La Fédération nationale mines-énergie (Fnme-CGT), qui indique protester également contre la dégradation de la filière, avait d'ailleurs déjà affirmé qu'elle n'excluait pas "des baisses de charges" électriques.

"C'est le moment d'accentuer la mobilisation. Nous appelons à un mouvement le plus fort possible", a déclaré à l'AFP sa porte-parole, Marie-Claire Cailletaud. "Des coupures électriques ont déjà eu lieu aujourd'hui (mardi) dans plusieurs quartiers de Nantes ainsi que dans le plus grand centre commercial d'Europe à Marseille, mais les baisses de charge pourraient être plus importantes jeudi", prédit-elle.

Jeudi, les syndicats opposés à la loi El Khomri, la CGT et FO en tête, appellent à une huitième journée de grèves et de manifestations partout en France pour réclamer le retrait du texte.

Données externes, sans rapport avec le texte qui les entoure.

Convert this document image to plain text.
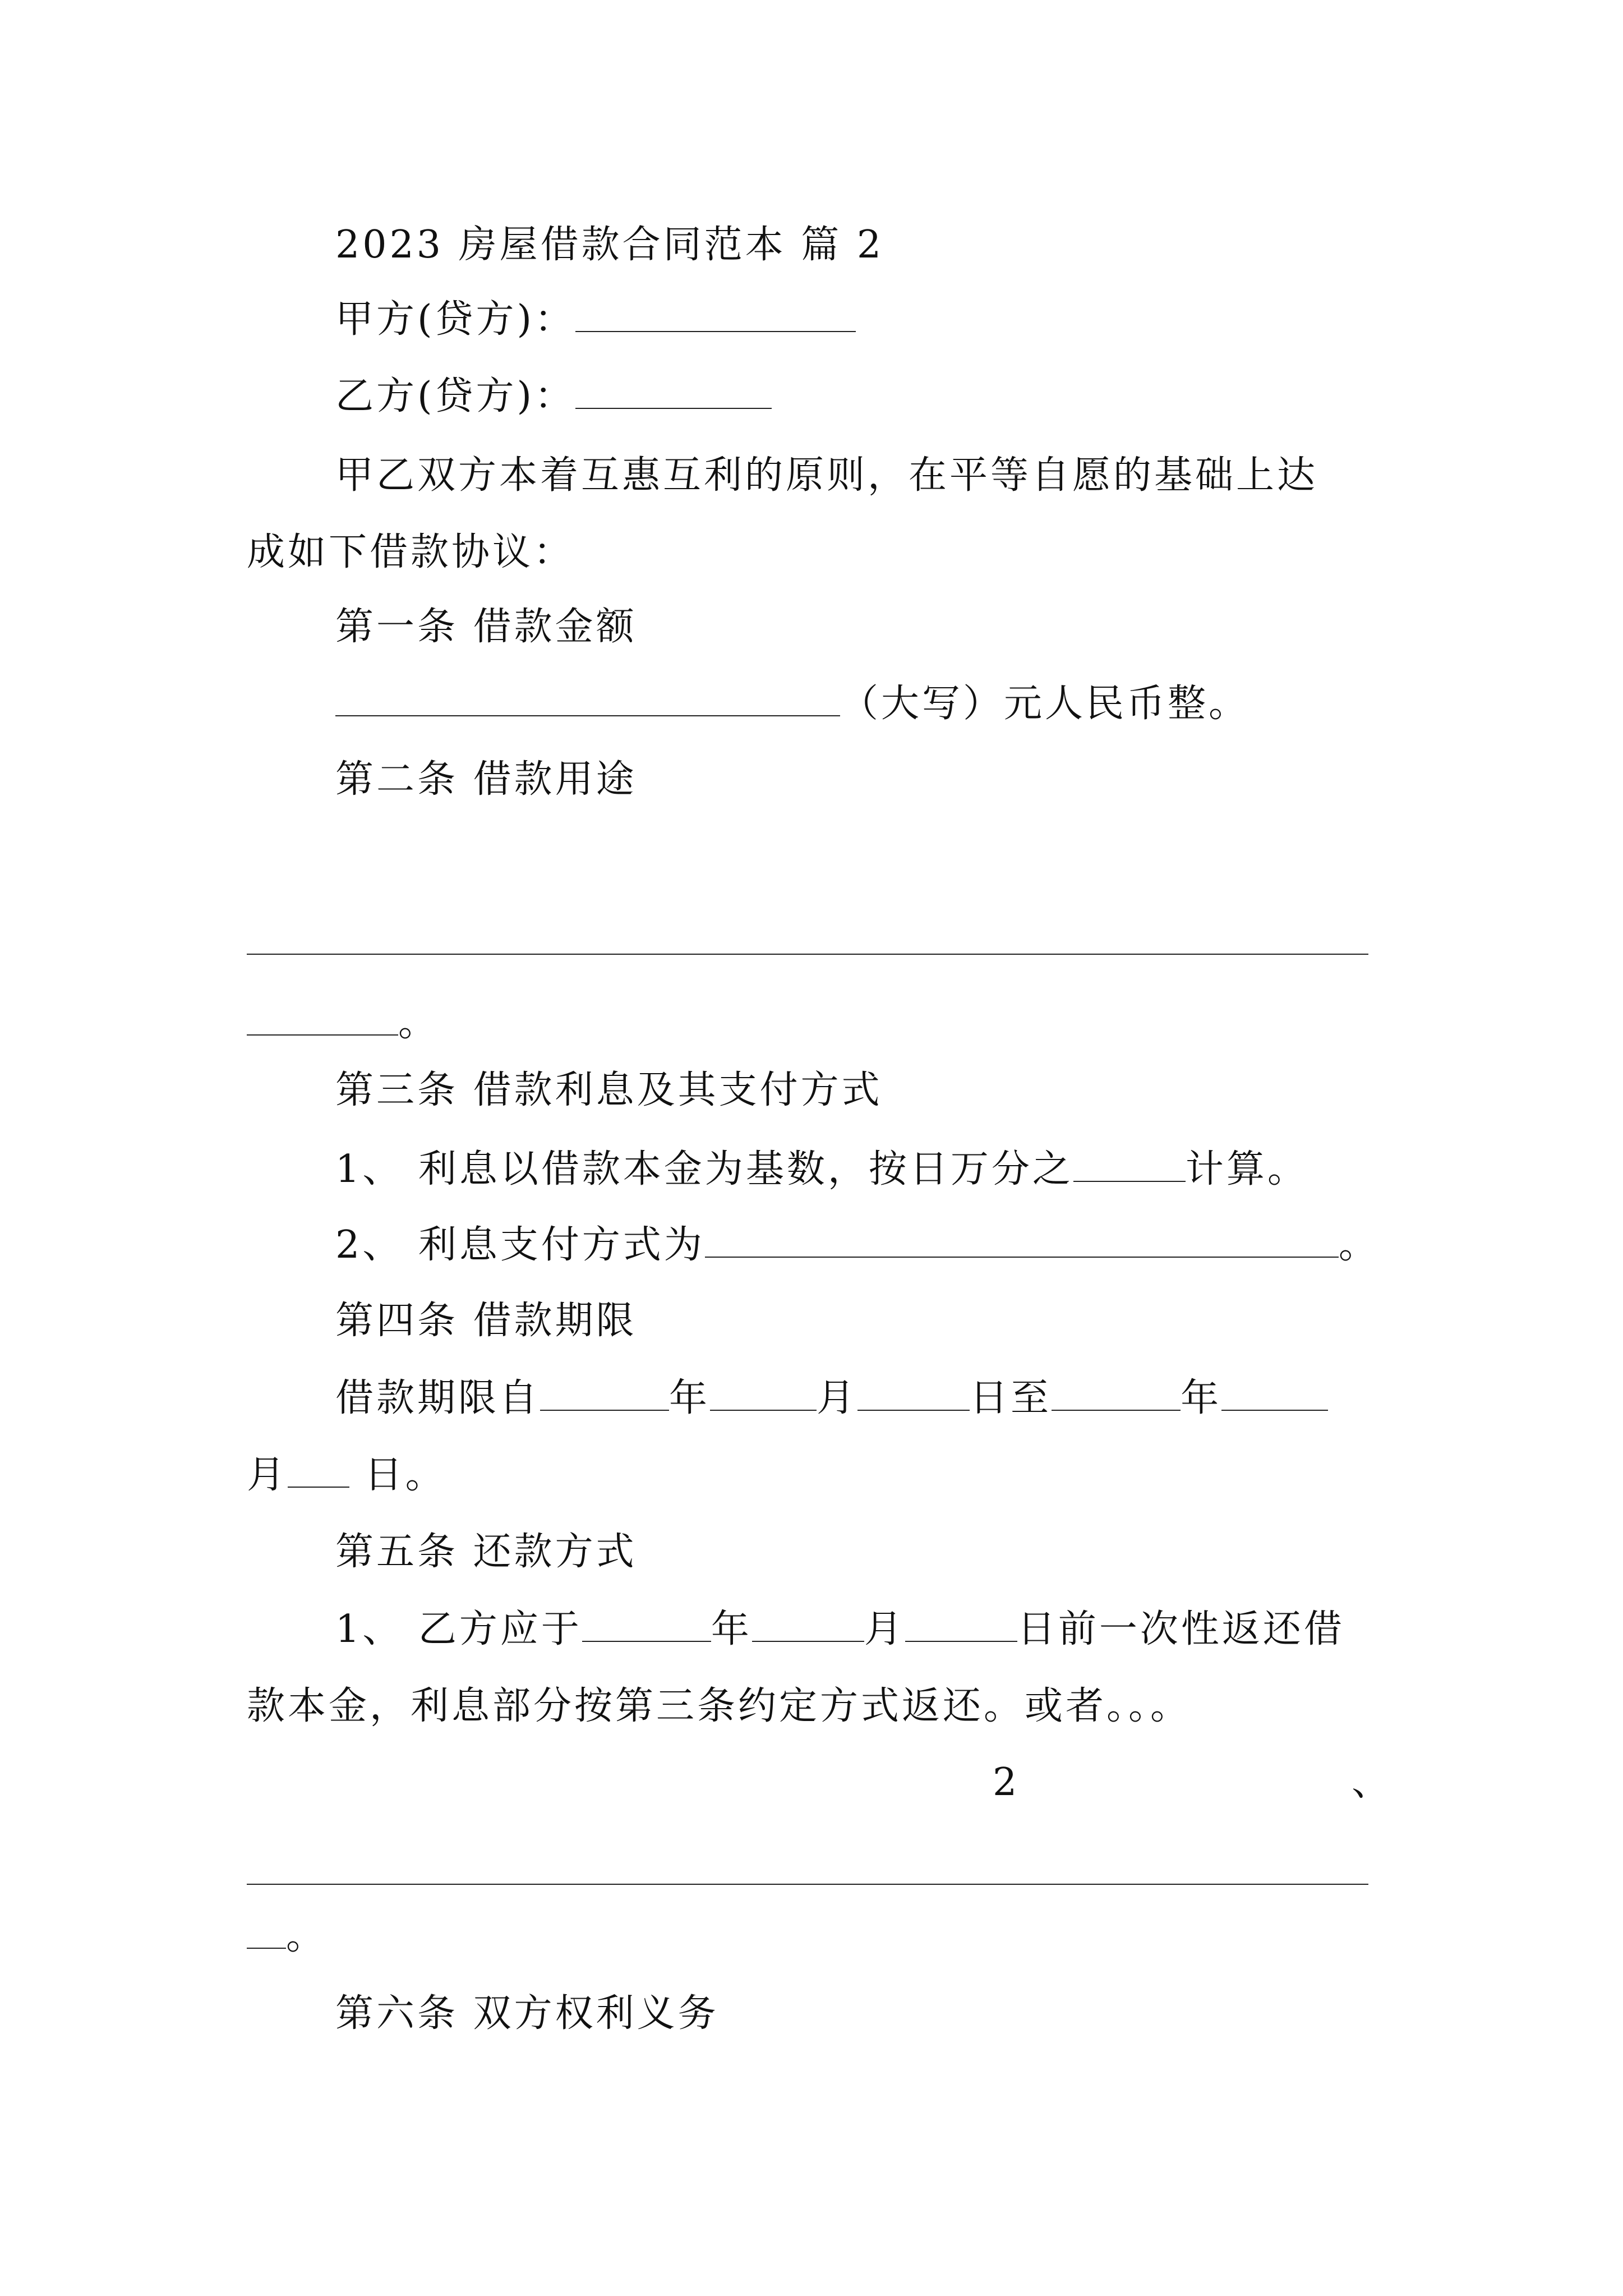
2023 房屋借款合同范本 篇 2
甲方(贷方)：
乙方(贷方)：
甲乙双方本着互惠互利的原则，在平等自愿的基础上达
成如下借款协议：
第一条 借款金额
（大写）元人民币整。
第二条 借款用途
。
第三条 借款利息及其支付方式
1、 利息以借款本金为基数，按日万分之	计算。
2、 利息支付方式为	。
第四条 借款期限
借款期限自	年	月	日至	年
月 日。
第五条 还款方式
1、 乙方应于	年	月	日前一次性返还借
款本金，利息部分按第三条约定方式返还。或者。。。
2	、
。
第六条 双方权利义务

"Le mouvement de contestation monte"

Interrogé par l'AFP, un porte-parole d'EDF avait déclaré jeudi matin qu'il était "'difficile" de prévoir les conséquences sur la production électrique. "Cela pourrait entraîner des baisses de charge" en cas de forte mobilisation sur les sites, tout dépendra de l'ampleur de la grève, a-t-il ajouté.

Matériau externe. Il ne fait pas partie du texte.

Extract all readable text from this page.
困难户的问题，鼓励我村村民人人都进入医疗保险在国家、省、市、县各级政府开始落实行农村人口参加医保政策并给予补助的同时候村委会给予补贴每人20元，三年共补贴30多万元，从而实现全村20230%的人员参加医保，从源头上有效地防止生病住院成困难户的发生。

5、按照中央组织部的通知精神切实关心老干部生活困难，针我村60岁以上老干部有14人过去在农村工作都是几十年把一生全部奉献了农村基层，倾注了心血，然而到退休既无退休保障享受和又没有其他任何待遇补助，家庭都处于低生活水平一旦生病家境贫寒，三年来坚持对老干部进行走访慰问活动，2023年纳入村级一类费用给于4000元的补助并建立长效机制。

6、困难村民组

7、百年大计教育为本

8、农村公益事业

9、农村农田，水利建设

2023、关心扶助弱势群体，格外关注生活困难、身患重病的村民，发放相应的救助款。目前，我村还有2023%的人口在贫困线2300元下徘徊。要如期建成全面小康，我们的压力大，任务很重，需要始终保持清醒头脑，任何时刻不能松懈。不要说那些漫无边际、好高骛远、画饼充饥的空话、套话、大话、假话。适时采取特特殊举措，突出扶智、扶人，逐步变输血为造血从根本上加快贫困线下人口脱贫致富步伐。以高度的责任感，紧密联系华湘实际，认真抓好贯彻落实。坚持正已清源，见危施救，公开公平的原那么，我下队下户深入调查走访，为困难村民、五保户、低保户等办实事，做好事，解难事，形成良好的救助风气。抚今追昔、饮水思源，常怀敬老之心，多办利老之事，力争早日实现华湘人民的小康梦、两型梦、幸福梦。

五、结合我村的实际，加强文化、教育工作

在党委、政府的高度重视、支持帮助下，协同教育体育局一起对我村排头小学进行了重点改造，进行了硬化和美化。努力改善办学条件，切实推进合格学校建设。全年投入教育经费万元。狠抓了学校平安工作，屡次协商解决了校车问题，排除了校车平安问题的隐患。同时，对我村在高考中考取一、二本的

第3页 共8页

Lors d'assemblées générales organisées ces derniers jours dans plusieurs sites, "de jeunes salariés ont fait part de leur volonté d'intervenir sur leur outil de travail", selon Laurent Heredia, membre de la direction fédérale de la Fnme-CGT.

"On sent clairement que le mouvement de contestation monte", a-t-il assuré.

Le syndicat souhaite "le retrait de la loi Travail" mais entend également réitérer ses inquiétudes quant à l'avenir de la branche énergétique.

L'Etat s'est engagé en avril à renflouer le groupe EDF, endetté et plombé par des prix de l'électricité en berne en Europe et des d'investissements à venir, notamment le projet controversé Hinkley Point. Quelques mois plus tôt, c'est au secours du groupe nucléaire Areva qu'il était intervenu. Un plan d'économies prévoyant la suppression de 6.000 postes d'ici à 2017 avait entre autres été décidé.